Project’s Client Luis Vargas Expected to Be Exonerated Monday
LOS ANGELES, November 20, 2015 – On Monday Judge William Ryan is expected to reverse the conviction of a man accused of three rapes based on new DNA evidence that links the crime to a serial rapist known for terrorizing Hispanic women in the Los Angeles area for nearly three decades.
The California Innocence Project at California Western School of Law requested new DNA testing for Luis Vargas, who has been in prison for 16 years for a crime he did not commit. DNA test results showed the crimes Vargas was convicted of were committed by the notorious “Teardrop Rapist,” who is known for a tattoo under his eye in the shape of a teardrop, and has never been caught.

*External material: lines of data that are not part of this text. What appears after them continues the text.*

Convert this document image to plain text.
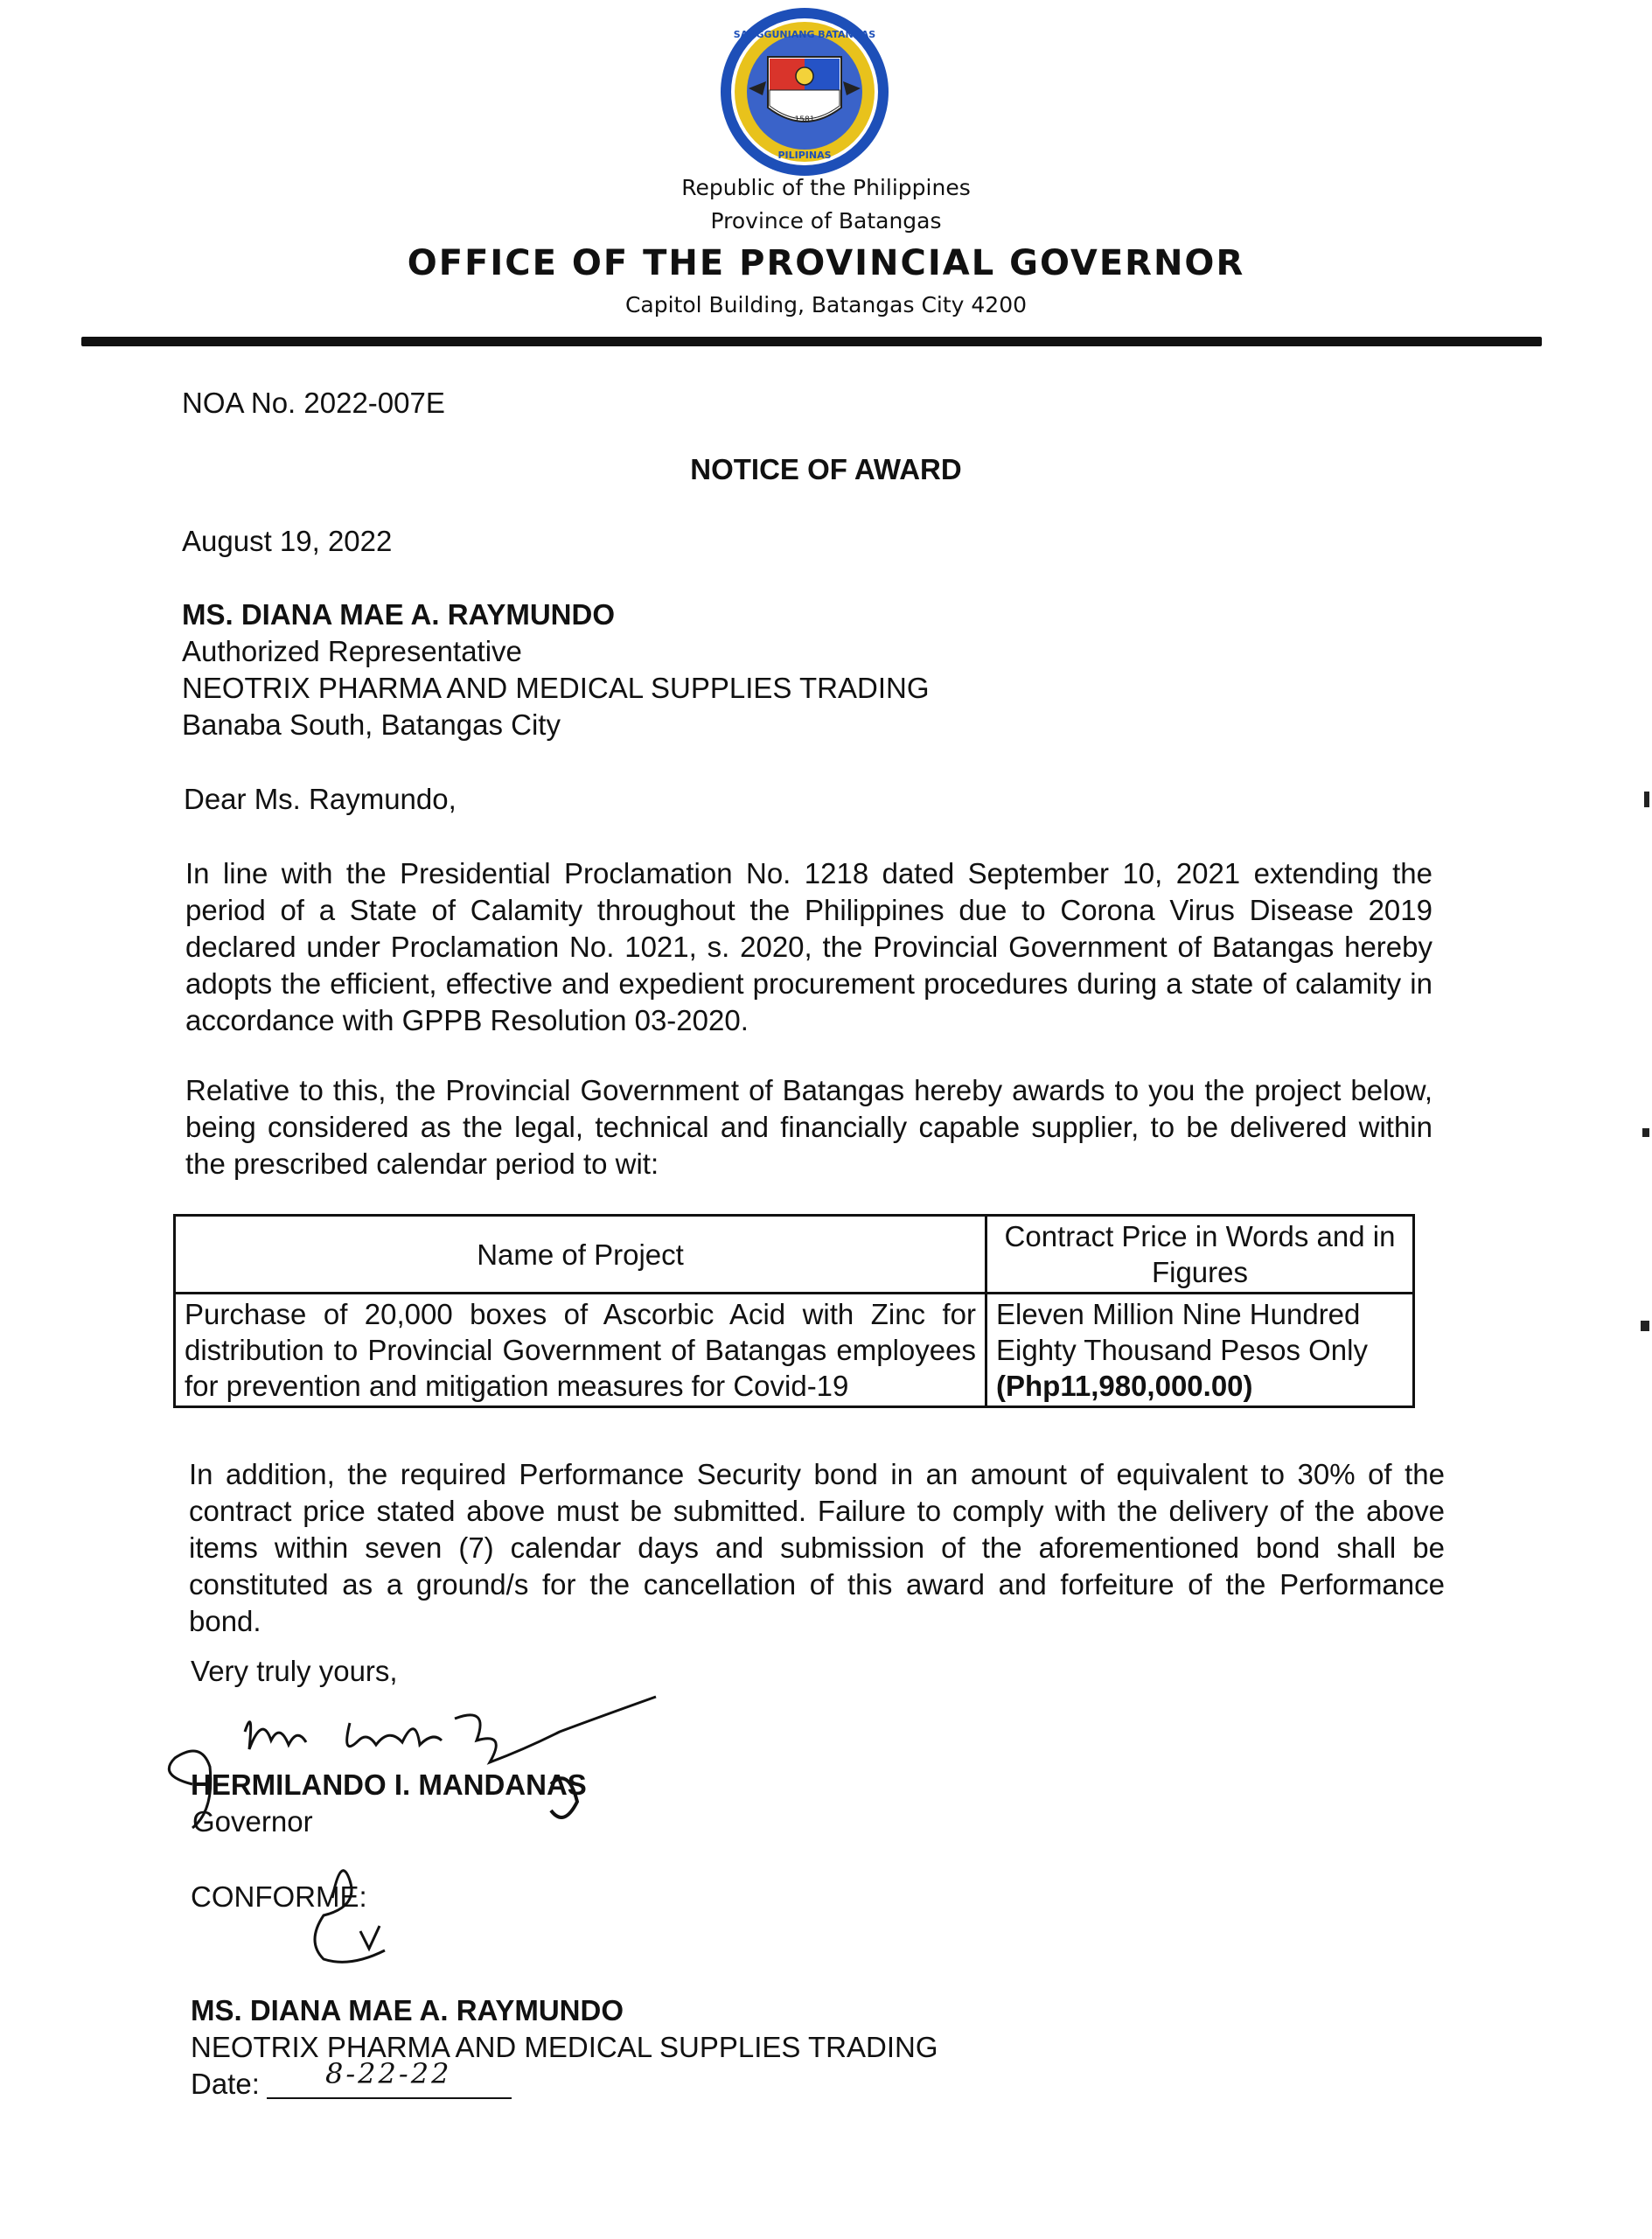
1581
SANGGUNIANG BATANGAS
PILIPINAS
Republic of the Philippines
Province of Batangas
OFFICE OF THE PROVINCIAL GOVERNOR
Capitol Building, Batangas City 4200
NOA No. 2022-007E
NOTICE OF AWARD
August 19, 2022
MS. DIANA MAE A. RAYMUNDO
Authorized Representative
NEOTRIX PHARMA AND MEDICAL SUPPLIES TRADING
Banaba South, Batangas City
Dear Ms. Raymundo,
In line with the Presidential Proclamation No. 1218 dated September 10, 2021 extending the period of a State of Calamity throughout the Philippines due to Corona Virus Disease 2019 declared under Proclamation No. 1021, s. 2020, the Provincial Government of Batangas hereby adopts the efficient, effective and expedient procurement procedures during a state of calamity in accordance with GPPB Resolution 03-2020.
Relative to this, the Provincial Government of Batangas hereby awards to you the project below, being considered as the legal, technical and financially capable supplier, to be delivered within the prescribed calendar period to wit:
Name of Project	Contract Price in Words and in Figures
Purchase of 20,000 boxes of Ascorbic Acid with Zinc for distribution to Provincial Government of Batangas employees for prevention and mitigation measures for Covid-19	Eleven Million Nine Hundred Eighty Thousand Pesos Only
(Php11,980,000.00)
In addition, the required Performance Security bond in an amount of equivalent to 30% of the contract price stated above must be submitted. Failure to comply with the delivery of the above items within seven (7) calendar days and submission of the aforementioned bond shall be constituted as a ground/s for the cancellation of this award and forfeiture of the Performance bond.
Very truly yours,
HERMILANDO I. MANDANAS
Governor
CONFORME:
MS. DIANA MAE A. RAYMUNDO
NEOTRIX PHARMA AND MEDICAL SUPPLIES TRADING
Date: 8-22-22
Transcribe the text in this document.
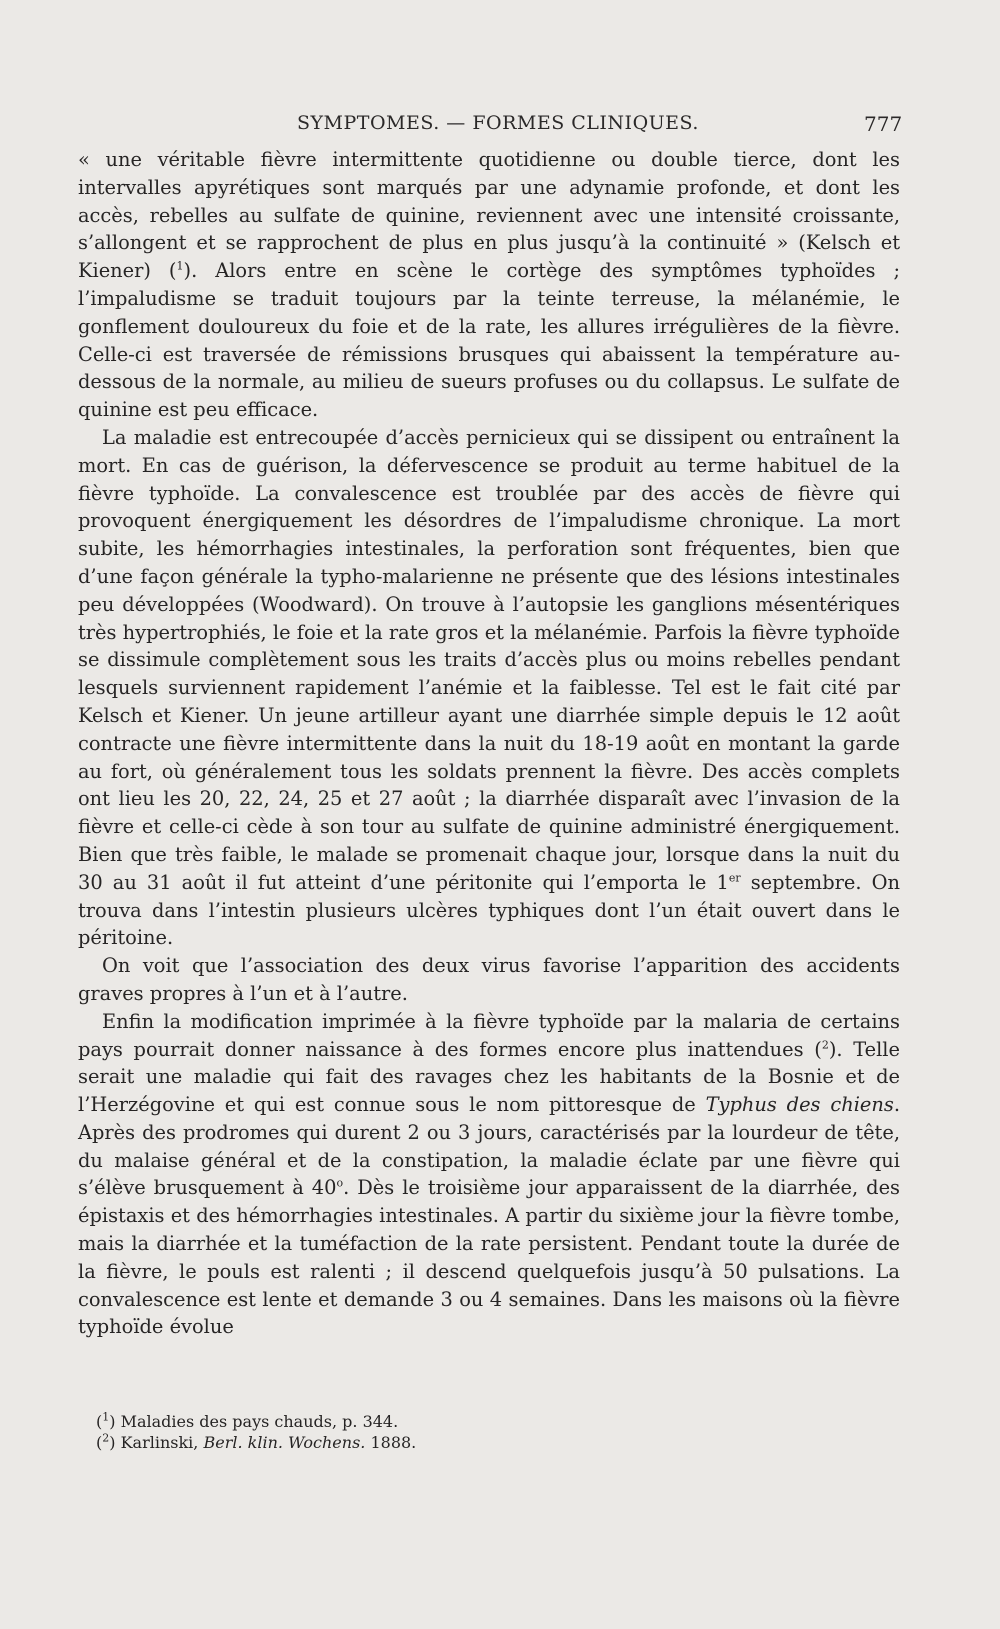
SYMPTOMES. — FORMES CLINIQUES.	777

« une véritable fièvre intermittente quotidienne ou double tierce, dont les intervalles apyrétiques sont marqués par une adynamie profonde, et dont les accès, rebelles au sulfate de quinine, reviennent avec une intensité croissante, s’allongent et se rapprochent de plus en plus jusqu’à la continuité » (Kelsch et Kiener) ($^1$). Alors entre en scène le cortège des symptômes typhoïdes ; l’impaludisme se traduit toujours par la teinte terreuse, la mélanémie, le gonflement douloureux du foie et de la rate, les allures irrégulières de la fièvre. Celle-ci est traversée de rémissions brusques qui abaissent la température au-dessous de la normale, au milieu de sueurs profuses ou du collapsus. Le sulfate de quinine est peu efficace.

La maladie est entrecoupée d’accès pernicieux qui se dissipent ou entraînent la mort. En cas de guérison, la défervescence se produit au terme habituel de la fièvre typhoïde. La convalescence est troublée par des accès de fièvre qui provoquent énergiquement les désordres de l’impaludisme chronique. La mort subite, les hémorrhagies intestinales, la perforation sont fréquentes, bien que d’une façon générale la typho-malarienne ne présente que des lésions intestinales peu développées (Woodward). On trouve à l’autopsie les ganglions mésentériques très hypertrophiés, le foie et la rate gros et la mélanémie. Parfois la fièvre typhoïde se dissimule complètement sous les traits d’accès plus ou moins rebelles pendant lesquels surviennent rapidement l’anémie et la faiblesse. Tel est le fait cité par Kelsch et Kiener. Un jeune artilleur ayant une diarrhée simple depuis le 12 août contracte une fièvre intermittente dans la nuit du 18-19 août en montant la garde au fort, où généralement tous les soldats prennent la fièvre. Des accès complets ont lieu les 20, 22, 24, 25 et 27 août ; la diarrhée disparaît avec l’invasion de la fièvre et celle-ci cède à son tour au sulfate de quinine administré énergiquement. Bien que très faible, le malade se promenait chaque jour, lorsque dans la nuit du 30 au 31 août il fut atteint d’une péritonite qui l’emporta le 1er septembre. On trouva dans l’intestin plusieurs ulcères typhiques dont l’un était ouvert dans le péritoine.

On voit que l’association des deux virus favorise l’apparition des accidents graves propres à l’un et à l’autre.

Enfin la modification imprimée à la fièvre typhoïde par la malaria de certains pays pourrait donner naissance à des formes encore plus inattendues ($^2$). Telle serait une maladie qui fait des ravages chez les habitants de la Bosnie et de l’Herzégovine et qui est connue sous le nom pittoresque de Typhus des chiens. Après des prodromes qui durent 2 ou 3 jours, caractérisés par la lourdeur de tête, du malaise général et de la constipation, la maladie éclate par une fièvre qui s’élève brusquement à 40$^o$. Dès le troisième jour apparaissent de la diarrhée, des épistaxis et des hémorrhagies intestinales. A partir du sixième jour la fièvre tombe, mais la diarrhée et la tuméfaction de la rate persistent. Pendant toute la durée de la fièvre, le pouls est ralenti ; il descend quelquefois jusqu’à 50 pulsations. La convalescence est lente et demande 3 ou 4 semaines. Dans les maisons où la fièvre typhoïde évolue

($^1$) Maladies des pays chauds, p. 344.
($^2$) Karlinski, Berl. klin. Wochens. 1888.
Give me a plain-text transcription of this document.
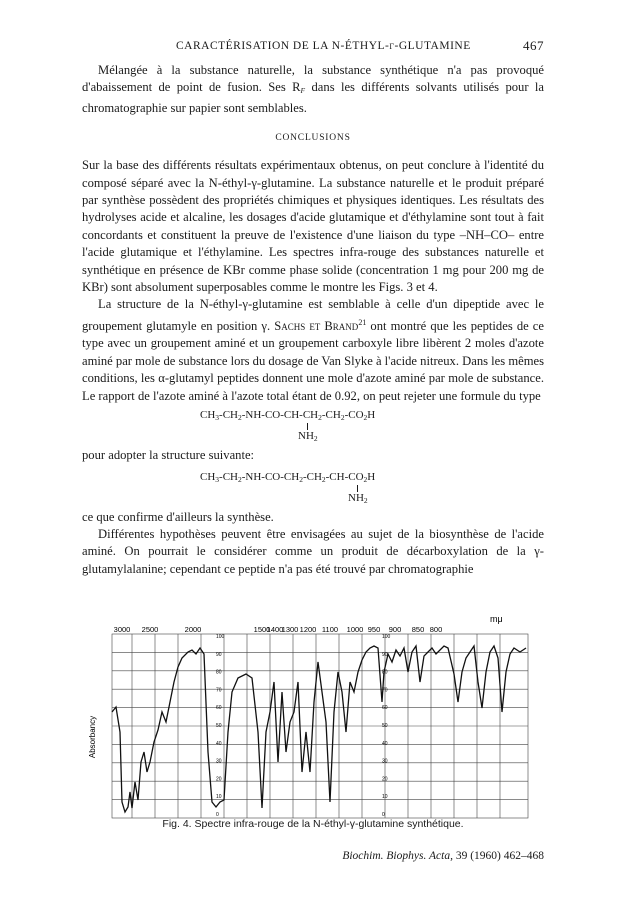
CARACTÉRISATION DE LA N-ÉTHYL-γ-GLUTAMINE	467

Mélangée à la substance naturelle, la substance synthétique n'a pas provoqué d'abaissement de point de fusion. Ses $R_F$ dans les différents solvants utilisés pour la chromatographie sur papier sont semblables.

CONCLUSIONS

Sur la base des différents résultats expérimentaux obtenus, on peut conclure à l'identité du composé séparé avec la N-éthyl-γ-glutamine. La substance naturelle et le produit préparé par synthèse possèdent des propriétés chimiques et physiques identiques. Les résultats des hydrolyses acide et alcaline, les dosages d'acide glutamique et d'éthylamine sont tout à fait concordants et constituent la preuve de l'existence d'une liaison du type –NH–CO– entre l'acide glutamique et l'éthylamine. Les spectres infra-rouge des substances naturelle et synthétique en présence de KBr comme phase solide (concentration 1 mg pour 200 mg de KBr) sont absolument superposables comme le montre les Figs. 3 et 4.

La structure de la N-éthyl-γ-glutamine est semblable à celle d'un dipeptide avec le groupement glutamyle en position γ. Sachs et Brand$^{21}$ ont montré que les peptides de ce type avec un groupement aminé et un groupement carboxyle libre libèrent 2 moles d'azote aminé par mole de substance lors du dosage de Van Slyke à l'acide nitreux. Dans les mêmes conditions, les α-glutamyl peptides donnent une mole d'azote aminé par mole de substance. Le rapport de l'azote aminé à l'azote total étant de 0.92, on peut rejeter une formule du type

$CH_3-CH_2-NH-CO-CH-CH_2-CH_2-CO_2H$
$NH_2$

pour adopter la structure suivante:

$CH_3-CH_2-NH-CO-CH_2-CH_2-CH-CO_2H$
$NH_2$

ce que confirme d'ailleurs la synthèse.

Différentes hypothèses peuvent être envisagées au sujet de la biosynthèse de l'acide aminé. On pourrait le considérer comme un produit de décarboxylation de la γ-glutamylalanine; cependant ce peptide n'a pas été trouvé par chromatographie

mμ
3000 2500	2000	1500
1400
1300 1200 1100 1000 950 900 850 800
100
90
80
70
60
50
40
30
20
10
0
100
90
80
70
60
50
40
30
20
10
0
Absorbancy
Fig. 4. Spectre infra-rouge de la N-éthyl-γ-glutamine synthétique.
Biochim. Biophys. Acta, 39 (1960) 462–468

On the day of his sentencing, Vargas presciently told the court, “I’m concerned [the] individual [who] really did these crimes might really be raping someone out there, might really be killing someone out there.” Vargas sent the Project a letter talking about the Teardrop Rapist and suggested the Project seek DNA testing of any remaining biological material.
The true perpetrator in the case for which Vargas was wrongfully convicted sought out Hispanic women at bus stops in the early morning hours and asked for directions before forcing them into an alley. The crimes were so similar that police and prosecutors agreed at Vargas’s trial that they had to have been committed by the same person. The Teardrop Rapist had previously been linked to 11 crimes through DNA and suspected of approximately 35 total in the Los Angeles area, and is on the FBI’s most wanted list.
Witnesses linked Vargas to the crime because he had a similar tattoo. Based solely on eyewitness identification, Vargas was wrongfully convicted of sexual assault and kidnapping of three women in 1999.
“Bad eyewitness identifications are one of the leading causes of wrongful convictions,” said Professor Justin Brooks, Director of the California Innocence Project. “It’s amazing that Vargas will finally be released after more than 16 years of wrongful incarceration. It’s time for him to get back to his family and his life. Hopefully, this new evidence will help police catch the true perpetrator.”
In late 2012, the California Innocence Project requested DNA testing of key pieces of evidence from the crimes that had never been examined at the time of Vargas’ conviction. The Los Angeles District Attorney’s office agreed to the testing. Based on the exculpatory results showing the Teardrop Rapist as the perpetrator, the Project filed a petition for writ of habeas corpus asking for his conviction to be reversed. After reviewing the petition, the DA’s office agreed the DNA results completely undermined the prosecution’s case and pointed unerringly to Vargas’s innocence.
“I’m so pleased that the Los Angeles County District Attorney’s Office agreed to examine the case and join us in the petition to reverse the conviction,” said Raquel Cohen, Staff Attorney of the California Innocence Project, the attorney who investigated the case, requested DNA testing, and ultimately filed the Petition for Writ of Habeas Corpus that exonerated Vargas. “This is how cases should be resolved.”
About the California Innocence Project
The California Innocence Project is a California Western School of Law clinical program dedicated to the release of wrongfully convicted inmates and providing an outstanding educational experience for students enrolled in the clinic. The California Innocence Project receives approximately 1,500 claims from inmates each year and has freed 20 wrongfully convicted clients since its inception. Read more at: http://CaliforniaInnocenceProject.org
California Western School of Law is the independent, ABA/AALS-accredited San Diego law school that prepares graduates for the practice of law through a carefully sequenced program of study combining traditional legal theory with hands-on learning in real and simulated client environments.
For five years in a row, California Western has been named to the President’s Higher Education Community Service Honor Roll in recognition of the school’s numerous community-focused projects including the California Innocence Project, Community Law Projects, Mediation Clinic, Bail Project, and more. Students, faculty, and staff yearly donate more than 20,000 pro bono and service hours to nonprofits, clinical programs, and law offices.